Bertrand Beaudichon : Je ne pense pas que les annonceurs qui sont allés sur Netflix poursuivaient un but autre que de tester un nouveau support pour tenter d’en tirer des enseignements futurs, ni que leurs agences médias ne les avaient pas prévenus des écueils auxquels ils pouvaient s’attendre. Tout le monde savait que la mesure ne serait pas au rendez-vous, que l’audience était loin d’être garantie (et là, en l’occurrence, tout le monde a été déçu), que les possibilités de ciblage étaient assez limitées et que le prix du CPM était très élevé. Mais tester des choses nouvelles et être le premier à le faire est un des fondamentaux de la relation annonceur-agence depuis toujours. Ceux qui ont testé la TV segmentée quand elle était balbutiante ont appris avant les autres !
Comme tous nouveaux canaux publicitaires, cette offre mettra du temps à se structurer et à se fiabiliser. Mais comme je le disais au début, elle est promise à un bel avenir. Mais ça mettra du temps, et les agences médias joueront leur rôle pour formuler leur demande d’évolution de l’offre satisfaisant les besoins de mesure et de compétitivité des annonceurs qu’elles représentent.

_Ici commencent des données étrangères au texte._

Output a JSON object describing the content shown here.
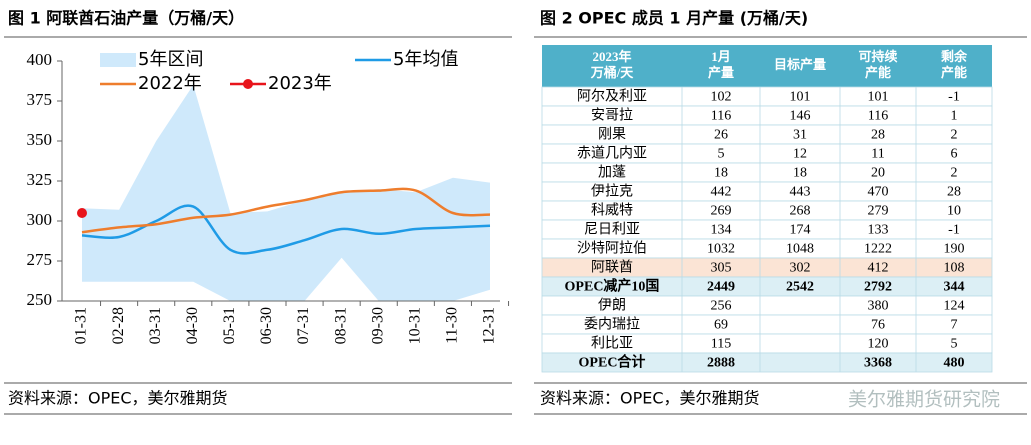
{
  "chart_data": {
    "type": "line",
    "title": "图 1  阿联酋石油产量（万桶/天）",
    "categories": [
      "01-31",
      "02-28",
      "03-31",
      "04-30",
      "05-31",
      "06-30",
      "07-31",
      "08-31",
      "09-30",
      "10-31",
      "11-30",
      "12-31"
    ],
    "range": {
      "name": "5年区间",
      "color": "#cfe9fb",
      "low": [
        262,
        262,
        262,
        262,
        250,
        250,
        250,
        277,
        250,
        250,
        250,
        257
      ],
      "high": [
        308,
        307,
        350,
        385,
        305,
        306,
        313,
        318,
        320,
        318,
        327,
        324
      ]
    },
    "series": [
      {
        "name": "5年均值",
        "color": "#1f9be6",
        "values": [
          291,
          290,
          300,
          309,
          282,
          282,
          288,
          295,
          292,
          295,
          296,
          297
        ]
      },
      {
        "name": "2022年",
        "color": "#ee7d2d",
        "values": [
          293,
          296,
          298,
          302,
          304,
          309,
          313,
          318,
          319,
          319,
          305,
          304
        ]
      },
      {
        "name": "2023年",
        "color": "#e8141b",
        "values": [
          305,
          null,
          null,
          null,
          null,
          null,
          null,
          null,
          null,
          null,
          null,
          null
        ]
      }
    ],
    "ylim": [
      250,
      400
    ],
    "yticks": [
      250,
      275,
      300,
      325,
      350,
      375,
      400
    ],
    "source": "资料来源：OPEC，美尔雅期货"
  },
  "table_figure": {
    "title": "图 2 OPEC 成员 1 月产量 (万桶/天)",
    "header": [
      [
        "2023年",
        "万桶/天"
      ],
      [
        "1月",
        "产量"
      ],
      [
        "目标产量"
      ],
      [
        "可持续",
        "产能"
      ],
      [
        "剩余",
        "产能"
      ]
    ],
    "rows": [
      [
        "阿尔及利亚",
        102,
        101,
        101,
        -1
      ],
      [
        "安哥拉",
        116,
        146,
        116,
        1
      ],
      [
        "刚果",
        26,
        31,
        28,
        2
      ],
      [
        "赤道几内亚",
        5,
        12,
        11,
        6
      ],
      [
        "加蓬",
        18,
        18,
        20,
        2
      ],
      [
        "伊拉克",
        442,
        443,
        470,
        28
      ],
      [
        "科威特",
        269,
        268,
        279,
        10
      ],
      [
        "尼日利亚",
        134,
        174,
        133,
        -1
      ],
      [
        "沙特阿拉伯",
        1032,
        1048,
        1222,
        190
      ],
      [
        "阿联酋",
        305,
        302,
        412,
        108
      ],
      [
        "OPEC减产10国",
        2449,
        2542,
        2792,
        344
      ],
      [
        "伊朗",
        256,
        null,
        380,
        124
      ],
      [
        "委内瑞拉",
        69,
        null,
        76,
        7
      ],
      [
        "利比亚",
        115,
        null,
        120,
        5
      ],
      [
        "OPEC合计",
        2888,
        null,
        3368,
        480
      ]
    ],
    "source": "资料来源：OPEC，美尔雅期货",
    "watermark": "美尔雅期货研究院"
  }
}
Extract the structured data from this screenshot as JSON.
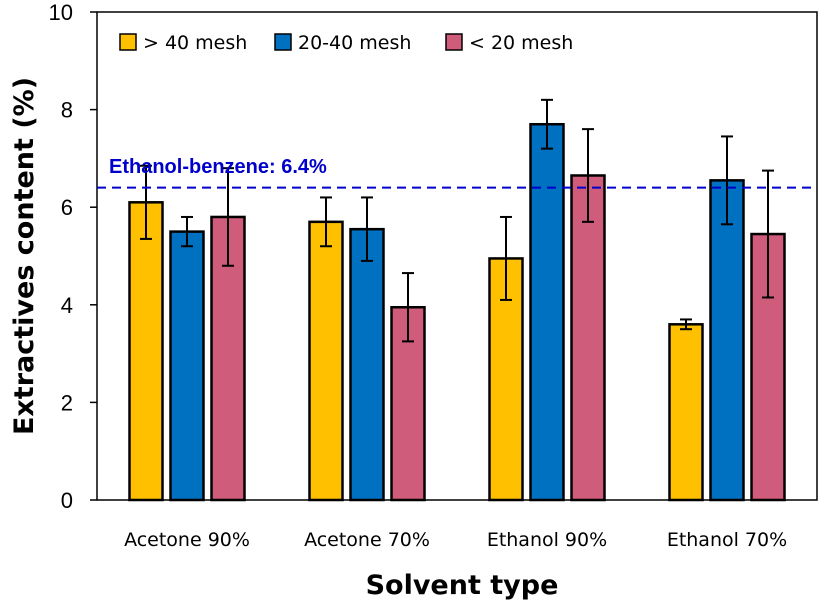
{
  "chart_data": {
    "type": "bar",
    "title": "",
    "xlabel": "Solvent type",
    "ylabel": "Extractives content (%)",
    "ylim": [
      0,
      10
    ],
    "yticks": [
      0,
      2,
      4,
      6,
      8,
      10
    ],
    "categories": [
      "Acetone 90%",
      "Acetone 70%",
      "Ethanol 90%",
      "Ethanol 70%"
    ],
    "series": [
      {
        "name": "> 40 mesh",
        "color": "#FFC000",
        "values": [
          6.1,
          5.7,
          4.95,
          3.6
        ],
        "errors": [
          0.75,
          0.5,
          0.85,
          0.1
        ]
      },
      {
        "name": "20-40 mesh",
        "color": "#0070C0",
        "values": [
          5.5,
          5.55,
          7.7,
          6.55
        ],
        "errors": [
          0.3,
          0.65,
          0.5,
          0.9
        ]
      },
      {
        "name": "< 20 mesh",
        "color": "#D05C7C",
        "values": [
          5.8,
          3.95,
          6.65,
          5.45
        ],
        "errors": [
          1.0,
          0.7,
          0.95,
          1.3
        ]
      }
    ],
    "reference_line": {
      "value": 6.4,
      "label": "Ethanol-benzene: 6.4%",
      "color": "#0000CC",
      "style": "dashed"
    },
    "legend_position": "top-left",
    "grid": false
  }
}
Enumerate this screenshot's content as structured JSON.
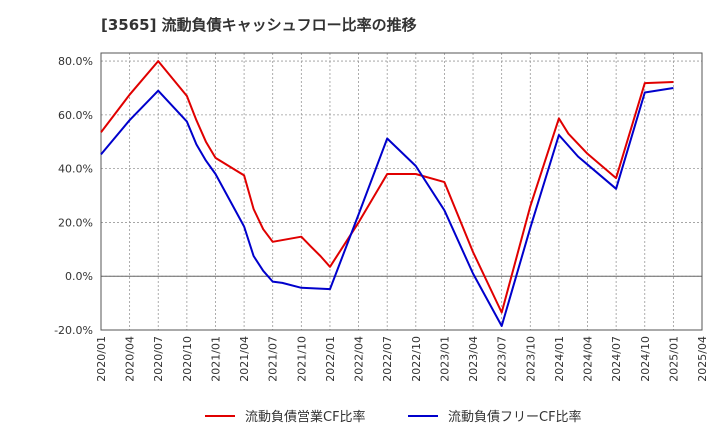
{
  "chart_data": {
    "type": "line",
    "title": "[3565]  流動負債キャッシュフロー比率の推移",
    "xlabel": "",
    "ylabel": "",
    "ylim": [
      -20,
      83
    ],
    "y_ticks": [
      -20,
      0,
      20,
      40,
      60,
      80
    ],
    "y_tick_labels": [
      "-20.0%",
      "0.0%",
      "20.0%",
      "40.0%",
      "60.0%",
      "80.0%"
    ],
    "x_ticks": [
      "2020/01",
      "2020/04",
      "2020/07",
      "2020/10",
      "2021/01",
      "2021/04",
      "2021/07",
      "2021/10",
      "2022/01",
      "2022/04",
      "2022/07",
      "2022/10",
      "2023/01",
      "2023/04",
      "2023/07",
      "2023/10",
      "2024/01",
      "2024/04",
      "2024/07",
      "2024/10",
      "2025/01",
      "2025/04"
    ],
    "grid": true,
    "legend_position": "bottom",
    "series": [
      {
        "name": "流動負債営業CF比率",
        "color": "#e00000",
        "points": [
          [
            "2020/01",
            53.5
          ],
          [
            "2020/04",
            67.5
          ],
          [
            "2020/07",
            80.0
          ],
          [
            "2020/10",
            67.0
          ],
          [
            "2020/11",
            58.0
          ],
          [
            "2020/12",
            50.0
          ],
          [
            "2021/01",
            44.0
          ],
          [
            "2021/04",
            37.5
          ],
          [
            "2021/05",
            25.0
          ],
          [
            "2021/06",
            17.5
          ],
          [
            "2021/07",
            12.8
          ],
          [
            "2021/10",
            14.7
          ],
          [
            "2021/11",
            11.0
          ],
          [
            "2021/12",
            7.5
          ],
          [
            "2022/01",
            3.5
          ],
          [
            "2022/04",
            20.0
          ],
          [
            "2022/07",
            38.0
          ],
          [
            "2022/10",
            38.0
          ],
          [
            "2023/01",
            35.0
          ],
          [
            "2023/04",
            9.0
          ],
          [
            "2023/07",
            -13.5
          ],
          [
            "2023/10",
            26.0
          ],
          [
            "2024/01",
            58.7
          ],
          [
            "2024/02",
            53.0
          ],
          [
            "2024/04",
            45.5
          ],
          [
            "2024/07",
            36.5
          ],
          [
            "2024/10",
            71.8
          ],
          [
            "2025/01",
            72.2
          ]
        ]
      },
      {
        "name": "流動負債フリーCF比率",
        "color": "#0000cc",
        "points": [
          [
            "2020/01",
            45.3
          ],
          [
            "2020/04",
            58.0
          ],
          [
            "2020/07",
            69.0
          ],
          [
            "2020/10",
            57.5
          ],
          [
            "2020/11",
            49.0
          ],
          [
            "2020/12",
            43.0
          ],
          [
            "2021/01",
            38.0
          ],
          [
            "2021/04",
            18.5
          ],
          [
            "2021/05",
            7.5
          ],
          [
            "2021/06",
            2.0
          ],
          [
            "2021/07",
            -2.0
          ],
          [
            "2021/08",
            -2.5
          ],
          [
            "2021/10",
            -4.3
          ],
          [
            "2022/01",
            -4.8
          ],
          [
            "2022/04",
            23.0
          ],
          [
            "2022/07",
            51.2
          ],
          [
            "2022/10",
            41.0
          ],
          [
            "2023/01",
            24.5
          ],
          [
            "2023/04",
            1.0
          ],
          [
            "2023/07",
            -18.5
          ],
          [
            "2023/10",
            18.0
          ],
          [
            "2024/01",
            52.5
          ],
          [
            "2024/03",
            44.5
          ],
          [
            "2024/05",
            38.5
          ],
          [
            "2024/07",
            32.5
          ],
          [
            "2024/10",
            68.3
          ],
          [
            "2025/01",
            70.0
          ]
        ]
      }
    ]
  }
}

Comme toujours.
CB News : Les clients de l’agence sont-ils moteur dans ce choix d’être présent sur les espaces de Netflix, ou y-a-t-il un rapport de force entre l’agence et son client ?
Bertrand Beaudichon : Non, pas un rapport de force. Il s’agit d’une décision délibérée et réfléchie mutuellement entre l’annonceur et son agence de tester ce nouveau support afin de commencer à en mesurer les effets. Et comme je vous le disais, les agences ont forcément fait leur travail et prévenu leurs annonceurs du prix (50€ du CPM vs 8 pour la TV), de l’incertitude totale sur les impressions qui allaient pouvoir être délivrées, et sur les limites de mesure en aval de la campagne.
CB News : Netflix mesuré par Médiamétrie, par exemple, une attente forte de votre part dans un délai court ?
Bertrand Beaudichon : Évidemment, et audité par le CESP. Comme toutes les autres plateformes de streaming. C’est un must si elles souhaitent accéder au statut de média considéré ! Et, comme pour la TV segmentée ou l’audio-digital récemment, une bibliothèque de post-tests permettant de mesurer les gains branding qu’on peut attendre de ce type d’activation.